Hola Pecas. Cómo estás. Joder, qué guapetón te has puesto. Quiero secuestrarte cinco minutos, diez, tres horas. Tengo mucho que contarte. Y mucho que escucharte. El recuerdo más nítido que de ti conservo es un polo de chocolate al salir de inglés, y una cuesta arriba hasta el ayuntamiento. Sin embargo, no tienes ni idea de lo mucho que has viajado en forma de asalto a la memoria y a la curiosidad. Has estado conmigo sentado a la mesa en mi casa de Holanda, cuando las malas rachas traen la nostalgia a la cotidianeidad, y el fuero interno repasa las raíces de la memoria con el afán de tener claro los referentes en los que se sustenta uno. Has estado conmigo en muchos lugares del mundo, ocupando una fracción de segundo o alguna que otra hora, por alguna anécdota médica o por unos ojos azules, nunca se sabe. También estuviste conmigo cuando volví a Madrid hace casi dos años, aún tambaleante, y olía alrededor y había ruido y había coches y había sol y me preguntaba si alguna vez me atrevería a entrar en la consulta que al parecer habías montado y decirte: “Hola Pecas, ¿sabes quién soy?, ¡¡vamos a tomarnos un café!!”.
Quiero saber cómo estás, qué ha sido de tu vida, si te gusta, qué te guía, qué te desgasta, si anhelas algo, qué te llena los ojos de lágrimas, qué te llena la boca de risas. Quiero saber cómo fue tu universidad, cómo es ahora tu día a día. Quiero saber a dónde has ido, qué lugares has visto, si tu vida también la mides, como yo, por los paisajes, los nombres y los kilómetros acumulados. O si la mides en grados de tranquilidad. O si la mides en francos suizos.
Quiero decirte que siento mucho lo de tu padre. Pero no quiero decirtelo aquí, delante de todos, como si fuera un mero trámite: yo quiero decirte que siento mucho lo de tu padre. Porque en verdad lo siento y el ceño se frunce al pensarlo como se me frunce siempre que se me alteran la mucosa y el ánimo, así que quiero reservar el tiempo necesario de ese secuestro para decirte que siento mucho lo de tu padre, que en verdad lo siento.
Y quiero también echarme una risa y una sonrisa contigo y preguntarme qué hubiera pasado si no nos hubiéramos perdido la pista en el instituto (si es que nos la perdimos), o si no hubiéramos salido corriendo (si es que corrimos), es decir: qué hubiera pasado, en suma, si tú hubieras puesto en barbecho la curiosidad hacia mi persona esa que –también al parecer- te invadía a los 15 años, si yo hubiera sabido hacer entender bien la reciprocidad a mis 17, y ambas hubieran surgido cuando tenían que hacerlo y a la vez. Y vivir y disfrutar ese universo paralelo durante apenas dos minutos escasos. ¿Hubiera yo vivido dando tumbos transfronterizos, como he vivido? ¿Tendrías tú la consulta en la misma calle en la que vives? ¿Nos hubiera durado la conjunción medio polo de chocolate más, o hubieramos comprado polos a nuestros nietos? Vaya uno a saber. Pero quiero ponerlo sobre la mesa en esos ciento veinte segundos, observarlo como se observa a un cachorrillo, y quedarme a gusto por fin.
Y es por todo esto, Pecas, por lo que quiero secuestrarte, y saldar así esa cuenta pendiente que tengo para conmigo.
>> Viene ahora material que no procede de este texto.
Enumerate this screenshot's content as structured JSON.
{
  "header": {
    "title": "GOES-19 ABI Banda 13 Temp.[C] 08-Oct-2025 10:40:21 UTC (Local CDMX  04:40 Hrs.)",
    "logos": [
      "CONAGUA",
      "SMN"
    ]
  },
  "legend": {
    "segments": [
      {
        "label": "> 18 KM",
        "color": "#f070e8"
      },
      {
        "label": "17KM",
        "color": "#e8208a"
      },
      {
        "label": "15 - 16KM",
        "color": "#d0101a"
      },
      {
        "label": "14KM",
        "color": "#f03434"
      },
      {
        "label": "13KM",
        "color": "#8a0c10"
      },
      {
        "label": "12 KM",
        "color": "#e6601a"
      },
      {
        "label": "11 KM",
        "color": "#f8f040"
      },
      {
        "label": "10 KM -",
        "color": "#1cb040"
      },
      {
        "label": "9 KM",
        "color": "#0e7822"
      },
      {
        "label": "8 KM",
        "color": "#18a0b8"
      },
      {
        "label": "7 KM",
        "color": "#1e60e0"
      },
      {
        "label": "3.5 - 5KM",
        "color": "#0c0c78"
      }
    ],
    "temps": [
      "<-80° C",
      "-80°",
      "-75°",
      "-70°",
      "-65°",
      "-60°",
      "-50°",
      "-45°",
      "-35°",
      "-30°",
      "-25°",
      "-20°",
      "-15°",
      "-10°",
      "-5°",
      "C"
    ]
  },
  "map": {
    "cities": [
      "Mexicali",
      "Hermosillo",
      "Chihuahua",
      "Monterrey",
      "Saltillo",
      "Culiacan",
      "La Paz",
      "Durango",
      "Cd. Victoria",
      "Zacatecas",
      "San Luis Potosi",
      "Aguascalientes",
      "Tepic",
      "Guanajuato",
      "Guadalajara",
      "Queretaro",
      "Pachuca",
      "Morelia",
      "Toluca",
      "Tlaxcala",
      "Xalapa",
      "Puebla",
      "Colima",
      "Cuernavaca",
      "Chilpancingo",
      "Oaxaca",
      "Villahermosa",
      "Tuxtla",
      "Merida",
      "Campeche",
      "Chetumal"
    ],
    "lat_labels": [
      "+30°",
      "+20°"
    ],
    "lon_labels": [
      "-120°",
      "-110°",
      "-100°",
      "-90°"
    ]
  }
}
Sin embargo, no digo nada. Apenas me aproximo a tu persona. Soy una excelente maestra de ceremonias cuando las cosas no me importan en absoluto, que de forma excelente se repliega sobre sí misma hasta parapetarse detrás del bazo cuando las cosas le remueven los higadillos.

Y el caso es que estás ahí, Pecas, y miras hacia abajo desde las coordenadas de tu uno noventa y algo, y te acompaña una tiarrona que mide uno o dos centímetros más que tú de la que no recordamos el nombre salvo que suena a sueco y a la que, ante tal vicisitud, uno de nosotros ha dado en llamar Olaf, y Olaf te dice que si os vais ya, y estamos rodeados de gente, y tú lo único que me has preguntado en los cuarenta segundos que hemos intercambiado alguna palabra es que qué música escucho, y yo me pregunto si sabes quién soy, si te acuerdas de mí, si también querrías secuestrarme aunque sean cinco minutos, aunque sean cinco horas, o si toda el hambre que tengo de comunicación para contigo desde hace ya tantos años está en realidad inspirada por un fantasma.

Y son las dos de la mañana, y Olaf y tú os marcháis, y yo te veo irte. Y ahora sé menos que nunca si tendría sentido entrar un día en tu consulta y exclamar: ““Hola Pecas, ¿sabes quién soy?, ¡¡vamos a tomarnos un café!!”.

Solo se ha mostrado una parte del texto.